# Offshore Tournaments 2015..Who wants to fish?



## justndavis

I am going to fish several offshore tournaments this year. I have a 35' CC and all the gear. Looking for a few guys that know their way around an offshore boat and can pay their own way. Not looking for drinking buddies that want a boat ride, or guys that have to get permission from the wife or boss. If you are serious about offshore fishing and want to fish some tournaments this summer. Send me a PM.


----------



## drumbeat

Send me some more info . Approx. Cost , time frames etc. Interested. Outta League city...thx


----------



## Hydracat

New to site. Working on profile . Have boats also. Looking to find serious angler or anglers. Don't drink smoke or anything else. Have time and can pay my own way. Picky about partners but you seem the same. I like that. Dedicated fisherman not afraid to work hard at it. Use to live in Port A now I live in Galveston. Where are you located? Let's talk and see if we are on the same page with goals.. Randy


----------



## twan52479

Man this sounds right up my alley right now I am in Port O?Connor and going to school all of next week to get my captains lisc.

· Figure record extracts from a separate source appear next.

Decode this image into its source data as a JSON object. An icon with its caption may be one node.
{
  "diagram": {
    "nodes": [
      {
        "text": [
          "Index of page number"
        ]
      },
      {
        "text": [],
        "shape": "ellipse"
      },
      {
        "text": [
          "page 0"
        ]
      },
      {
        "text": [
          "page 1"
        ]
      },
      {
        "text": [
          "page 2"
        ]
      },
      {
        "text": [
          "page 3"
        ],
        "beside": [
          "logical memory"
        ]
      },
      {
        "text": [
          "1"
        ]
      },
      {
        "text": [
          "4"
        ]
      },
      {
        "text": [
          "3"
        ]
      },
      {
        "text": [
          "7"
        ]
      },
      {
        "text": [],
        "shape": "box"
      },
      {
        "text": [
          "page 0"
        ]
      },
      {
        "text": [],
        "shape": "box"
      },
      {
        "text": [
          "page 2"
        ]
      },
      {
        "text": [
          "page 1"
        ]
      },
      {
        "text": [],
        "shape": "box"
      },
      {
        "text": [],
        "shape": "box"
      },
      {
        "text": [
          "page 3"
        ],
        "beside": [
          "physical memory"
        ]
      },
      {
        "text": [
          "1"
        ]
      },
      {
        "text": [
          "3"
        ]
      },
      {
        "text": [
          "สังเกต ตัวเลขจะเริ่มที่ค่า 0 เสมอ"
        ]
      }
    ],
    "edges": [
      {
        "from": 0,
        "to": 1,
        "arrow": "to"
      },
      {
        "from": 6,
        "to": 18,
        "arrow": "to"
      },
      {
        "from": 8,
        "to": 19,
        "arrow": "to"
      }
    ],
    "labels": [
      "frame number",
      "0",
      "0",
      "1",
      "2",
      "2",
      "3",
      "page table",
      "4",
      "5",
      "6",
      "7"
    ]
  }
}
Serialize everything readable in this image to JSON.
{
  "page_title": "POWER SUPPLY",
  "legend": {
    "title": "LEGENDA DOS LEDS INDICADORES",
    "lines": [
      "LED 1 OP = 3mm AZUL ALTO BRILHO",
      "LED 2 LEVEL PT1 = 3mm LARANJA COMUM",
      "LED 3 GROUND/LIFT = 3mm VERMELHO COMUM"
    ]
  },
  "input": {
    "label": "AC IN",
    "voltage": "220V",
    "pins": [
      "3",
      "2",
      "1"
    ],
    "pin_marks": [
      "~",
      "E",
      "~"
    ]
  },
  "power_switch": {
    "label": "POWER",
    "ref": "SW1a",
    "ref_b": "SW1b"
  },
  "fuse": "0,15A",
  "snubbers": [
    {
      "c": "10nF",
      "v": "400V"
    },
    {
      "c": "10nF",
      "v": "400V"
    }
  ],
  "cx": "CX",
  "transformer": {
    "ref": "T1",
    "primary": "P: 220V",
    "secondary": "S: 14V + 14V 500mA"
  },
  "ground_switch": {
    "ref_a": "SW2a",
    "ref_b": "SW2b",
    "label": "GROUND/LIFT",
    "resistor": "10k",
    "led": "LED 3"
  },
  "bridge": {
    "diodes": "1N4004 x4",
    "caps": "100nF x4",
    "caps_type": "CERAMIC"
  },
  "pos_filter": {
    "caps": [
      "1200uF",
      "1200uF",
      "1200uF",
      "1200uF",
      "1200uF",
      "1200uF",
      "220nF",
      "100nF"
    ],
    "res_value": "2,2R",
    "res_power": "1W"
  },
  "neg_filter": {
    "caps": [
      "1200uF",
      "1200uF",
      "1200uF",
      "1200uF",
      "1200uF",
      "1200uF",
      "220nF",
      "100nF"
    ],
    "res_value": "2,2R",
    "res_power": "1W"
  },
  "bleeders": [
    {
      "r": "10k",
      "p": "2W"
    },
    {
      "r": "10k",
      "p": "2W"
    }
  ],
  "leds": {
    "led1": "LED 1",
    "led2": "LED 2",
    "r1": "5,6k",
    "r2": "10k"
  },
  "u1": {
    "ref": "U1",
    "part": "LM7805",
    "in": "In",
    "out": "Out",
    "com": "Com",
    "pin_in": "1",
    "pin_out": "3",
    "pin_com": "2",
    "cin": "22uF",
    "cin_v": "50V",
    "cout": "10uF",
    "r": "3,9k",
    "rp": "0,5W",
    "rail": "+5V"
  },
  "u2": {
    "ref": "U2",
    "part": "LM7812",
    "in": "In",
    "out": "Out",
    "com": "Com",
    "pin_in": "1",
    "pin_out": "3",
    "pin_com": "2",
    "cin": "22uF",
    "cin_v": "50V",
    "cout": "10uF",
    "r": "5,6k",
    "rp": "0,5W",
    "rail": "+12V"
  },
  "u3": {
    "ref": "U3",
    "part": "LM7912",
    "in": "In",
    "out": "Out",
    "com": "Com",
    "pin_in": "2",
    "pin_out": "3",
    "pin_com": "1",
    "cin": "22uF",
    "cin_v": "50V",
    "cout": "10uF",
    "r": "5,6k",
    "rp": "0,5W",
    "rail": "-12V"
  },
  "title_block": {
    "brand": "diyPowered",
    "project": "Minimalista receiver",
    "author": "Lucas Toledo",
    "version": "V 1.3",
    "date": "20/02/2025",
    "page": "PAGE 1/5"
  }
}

I am an avid offshore fisherman with all my own gear my own boat and my own numbers but I am always willing to learn from other fisherman and I am willing to share knowledge as well this summer I would like to to dedicate to learning more and catching more lol but if am not disqualified for being a capt in the tournaments then I would love to participate you can text me whenever 832 287 0802 I look forward to being on the deep blue asap tight lines and fish on!


----------